Long-term support needed
Updated: 2011-12-07 08:00
EVEN THOUGH THE CONFERENCE ON AFGHANISTAN held in Bonn, Germany on Monday did succeed in securing international commitments on long-term support for the Asian country, uncertainties abound and may hinder the international community's efforts to deliver on their promises.
The Bonn conference was aimed at outlining a stable future for the country and addressing the transfer of security responsibilities to Afghan forces after the drawdown of NATO combat forces.
The gathering of more than 100 nations and international organizations has achieved a symbolic result in shoring up the political will of the international community to support the war-torn country in the long run.
However, according to a World Bank study released last month, Afghanistan may need around $7 billion a year from the international community to help pay its security and other bills after foreign troops leave.
Given that the United States and its European allies are being battered by their own economic woes, there is no guarantee that they will be willing or able to shoulder their responsibilities when it comes to discussing the details of international aid next year.
There is also no guarantee that the complicated and worsening relations between the US and a few key players in the region can be brought back on track so as to pave the way for more concerted international efforts to secure a better future for Afghanistan.

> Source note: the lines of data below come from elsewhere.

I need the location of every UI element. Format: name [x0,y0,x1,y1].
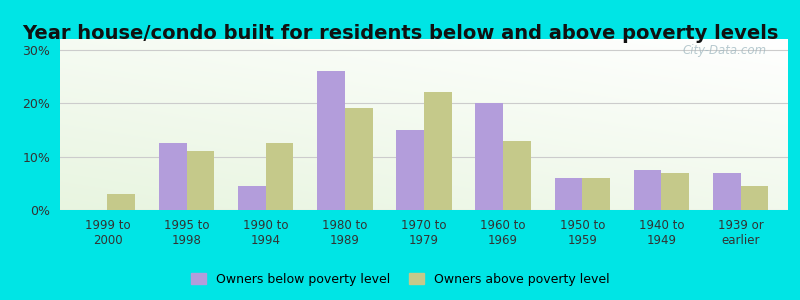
Bar [266,143,294,210]
Legend: Owners below poverty level, Owners above poverty level: Owners below poverty level, Owners above… [186,268,614,291]
Bar [713,172,741,210]
Bar [741,186,768,210]
Bar [238,186,266,210]
Bar [475,103,503,210]
Bar [107,194,135,210]
Text: Year house/condo built for residents below and above poverty levels: Year house/condo built for residents bel… [22,24,778,43]
Text: City-Data.com: City-Data.com [682,44,766,57]
Bar [159,143,186,210]
Bar [396,130,424,210]
Bar [186,151,214,210]
Bar [345,109,373,210]
Bar [554,178,582,210]
Bar [662,172,689,210]
Bar [634,170,662,210]
Bar [317,71,345,210]
Bar [582,178,610,210]
Bar [424,92,452,210]
Bar [503,140,531,210]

US-Pakistan ties were dealt a severe blow by the NATO friendly fire incident last month, in which 24 Pakistani troops were killed. In response, Pakistan ordered the US to vacate a military base and boycotted the Bonn meeting.
The absence of Islamabad, an influential neighbor of Kabul and a key player in the region, has cast doubts on the effectiveness of any commitments reached in Bonn.
Meanwhile, tension between the US and Iran, another important neighbor of Afghanistan, continues to escalate after last month's report by the International Atomic Energy Agency, which claims the Islamic country may still be conducting research aimed at producing nuclear weapons capability.
The diplomatic war between Iran and Western powers, ignited by Iranian protesters' storming into British diplomatic compounds in Teheran on Nov 29, has prompted Washington and its European allies to impose new sanctions against Teheran.
If not defused at an early date, all these tensions will countercheck the international community's will to continue to meet its responsibilities and honor its commitments to Afghanistan.
As the one wielding the most influence in the Asian country, the US needs to rethink its strategy in the region and ensure that it does not leave behind a big mess for the Afghan government to clear up.
To achieve "Afghan-led and Afghan-owned" reconstruction, the United Nations should play a leading role in coordinating international assistance to Afghanistan, and the Shanghai Cooperation Organization and other international organizations and cooperation mechanisms should be brought into full play too.